Terça-feira, 8 de novembro de 2016 - 21h50
Passei a minha juventude a escrever cartas; se tinha um amigo que morava longe, punha-me a escrever-lhe, primeiro no modo rascunho; depois, tratava de “passar a limpo”, para um papel adequado, pois não era de bom tom enviar a alguém uma carta borrada, em papel de caderno ou com garranchos. Uma vez escrito o rascunho, este era lido várias vezes, a fim de evitar erros gramaticais; não se tratava de vaidade ou excesso de zelo, simplesmente era costume, à época, escrever de acordo com as normas da língua culta, como sinal de educação e respeito para com a língua pátria. E como amávamos nossa língua! Como nos orgulhávamos de usá-la corretamente sob o ponto de vista da gramática!
A caneta era um capítulo à parte: uma caneta Parker conferia certo status, a Parker 51 era o máximo do requinte: a tampa dourada contrastava com o corpo escuro. Não cheguei a ter uma caneta desse tipo, mas meus pais sim; os homens costumavam prendê-las no bolso da camisa e comumente portavam mais de uma. A caneta que eu costumava usar era uma caneta-tinteiro comum, de estudante, escolhida cuidadosamente na Livraria do Colégio Dom Bosco; essas vinham em várias cores porque eram destinadas aos mais jovens.

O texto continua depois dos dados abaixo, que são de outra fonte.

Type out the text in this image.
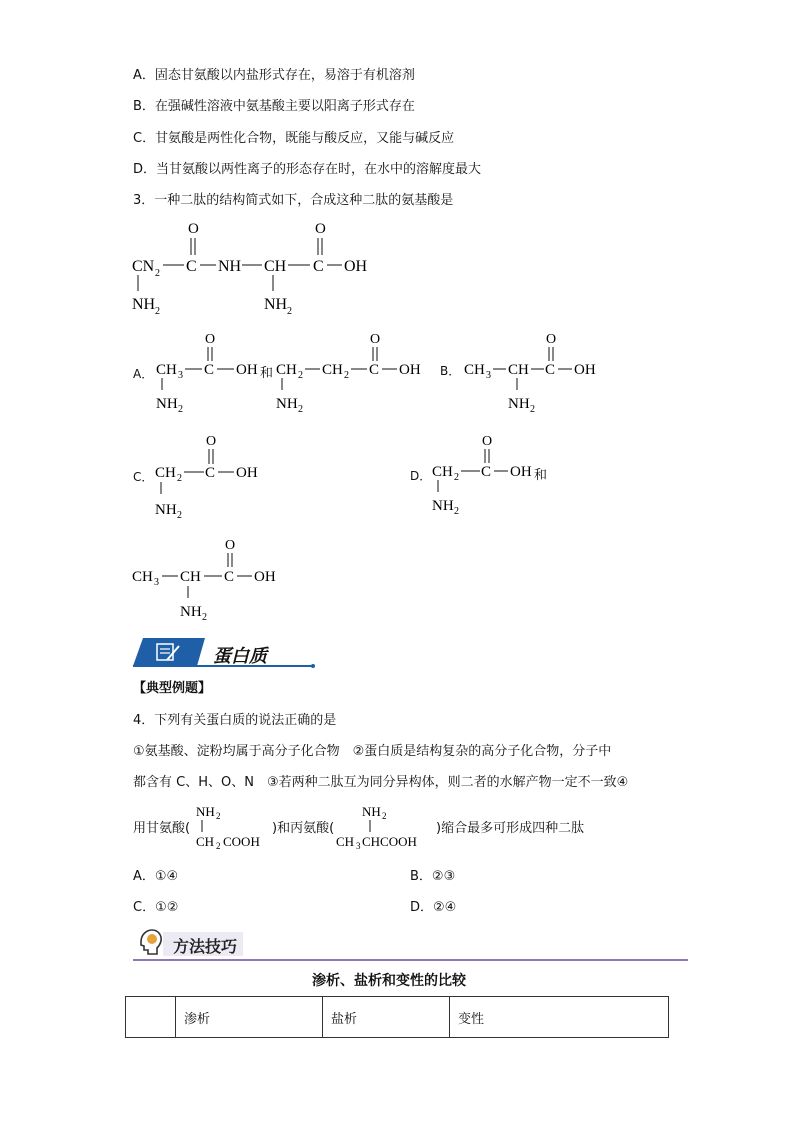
A．固态甘氨酸以内盐形式存在，易溶于有机溶剂
B．在强碱性溶液中氨基酸主要以阳离子形式存在
C．甘氨酸是两性化合物，既能与酸反应，又能与碱反应
D．当甘氨酸以两性离子的形态存在时，在水中的溶解度最大
3．一种二肽的结构简式如下，合成这种二肽的氨基酸是
O	O
CN 2 C NH CH C OH
NH 2	NH 2
A．
O
CH 3 C OH
NH 2
O
CH 2 CH 2 C OH
NH 2
和	B．
O
CH 3 CH C OH
NH 2
C．
O
CH 2 C OH
NH 2
D．
O
CH 2 C OH
NH 2
和
O
CH 3 CH C OH
NH 2
蛋白质
【典型例题】
4．下列有关蛋白质的说法正确的是
①氨基酸、淀粉均属于高分子化合物　②蛋白质是结构复杂的高分子化合物，分子中
都含有 C、H、O、N　③若两种二肽互为同分异构体，则二者的水解产物一定不一致④
用甘氨酸(
NH 2
CH 2 COOH
)和丙氨酸(
NH 2
CH 3 CHCOOH
)缩合最多可形成四种二肽
A．①④	B．②③
C．①②	D．②④
方法技巧
渗析、盐析和变性的比较
	渗析	盐析	变性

Remexendo meus guardados, encontrei pedaços de cartas: cartas que foram escritas e jamais enviadas, aliás, esse era um hábito que eu cultivava, não sei bem por que: cartas de amor, cartas cheias de paixão, cartas fraternas ou de amizade... Quanta pureza de sentimentos! Sentimentos que transbordam dos pedaços de papel amarelados pelas décadas... Amores e paixões de uma jovem sonhadora que ansiava por aventurar-se pelo mundo, desafiando os padrões de comportamento de uma época marcada pela absoluta falta de respeito à liberdade, sobretudo da mulher: não me envergonho de minhas cartas, pelo contrário, tenho orgulho de tê-las escrito, registrando ali, em alguns momentos, certa ousadia de uma jovem reprimida como eram as mulheres de minha geração.

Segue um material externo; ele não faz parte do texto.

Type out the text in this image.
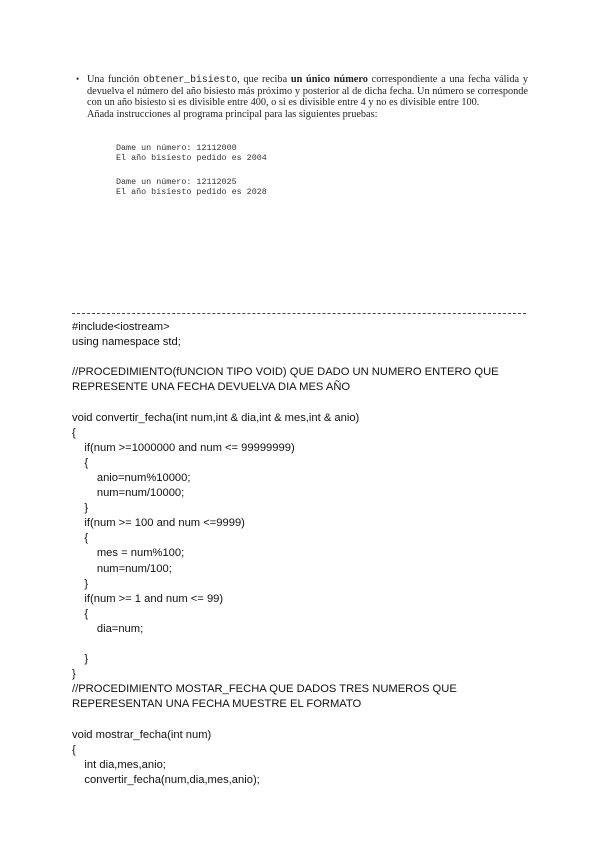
• Una función obtener_bisiesto, que reciba un único número correspondiente a una fecha válida y devuelva el número del año bisiesto más próximo y posterior al de dicha fecha. Un número se corresponde con un año bisiesto si es divisible entre 400, o si es divisible entre 4 y no es divisible entre 100.
Añada instrucciones al programa principal para las siguientes pruebas:
Dame un número: 12112000
El año bisiesto pedido es 2004
Dame un número: 12112025
El año bisiesto pedido es 2028
#include<iostream>
using namespace std;
//PROCEDIMIENTO(fUNCION TIPO VOID) QUE DADO UN NUMERO ENTERO QUE
REPRESENTE UNA FECHA DEVUELVA DIA MES AÑO
void convertir_fecha(int num,int & dia,int & mes,int & anio)
{
if(num >=1000000 and num <= 99999999)
{
anio=num%10000;
num=num/10000;
}
if(num >= 100 and num <=9999)
{
mes = num%100;
num=num/100;
}
if(num >= 1 and num <= 99)
{
dia=num;
}
}
//PROCEDIMIENTO MOSTAR_FECHA QUE DADOS TRES NUMEROS QUE
REPERESENTAN UNA FECHA MUESTRE EL FORMATO
void mostrar_fecha(int num)
{
int dia,mes,anio;
convertir_fecha(num,dia,mes,anio);
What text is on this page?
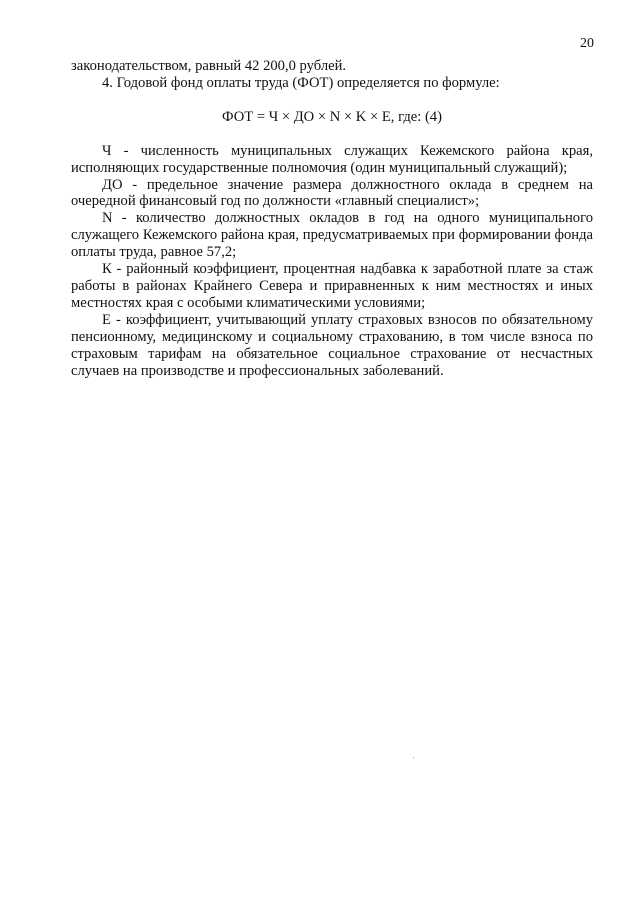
20

законодательством, равный 42 200,0 рублей.

4. Годовой фонд оплаты труда (ФОТ) определяется по формуле:

ФОТ = Ч × ДО × N × K × E, где: (4)

Ч - численность муниципальных служащих Кежемского района края, исполняющих государственные полномочия (один муниципальный служащий);

ДО - предельное значение размера должностного оклада в среднем на очередной финансовый год по должности «главный специалист»;

N - количество должностных окладов в год на одного муниципального служащего Кежемского района края, предусматриваемых при формировании фонда оплаты труда, равное 57,2;

К - районный коэффициент, процентная надбавка к заработной плате за стаж работы в районах Крайнего Севера и приравненных к ним местностях и иных местностях края с особыми климатическими условиями;

Е - коэффициент, учитывающий уплату страховых взносов по обязательному пенсионному, медицинскому и социальному страхованию, в том числе взноса по страховым тарифам на обязательное социальное страхование от несчастных случаев на производстве и профессиональных заболеваний.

De uma coisa a mais também sinto certo orgulho: a letra feminina e rebuscada, caprichosamente desenhada em caneta-tinteiro; coisa de quem desenvolveu esse estilo ao longo dos anos no colégio de freiras e que ainda hoje, tantas décadas depois, o conserva; vivia-se um tempo em que a letra de uma pessoa representava sua própria identidade. As cartas da jovem que eu fui, endereçadas de certo modo à pessoa que sou hoje, ficaram comigo para sempre!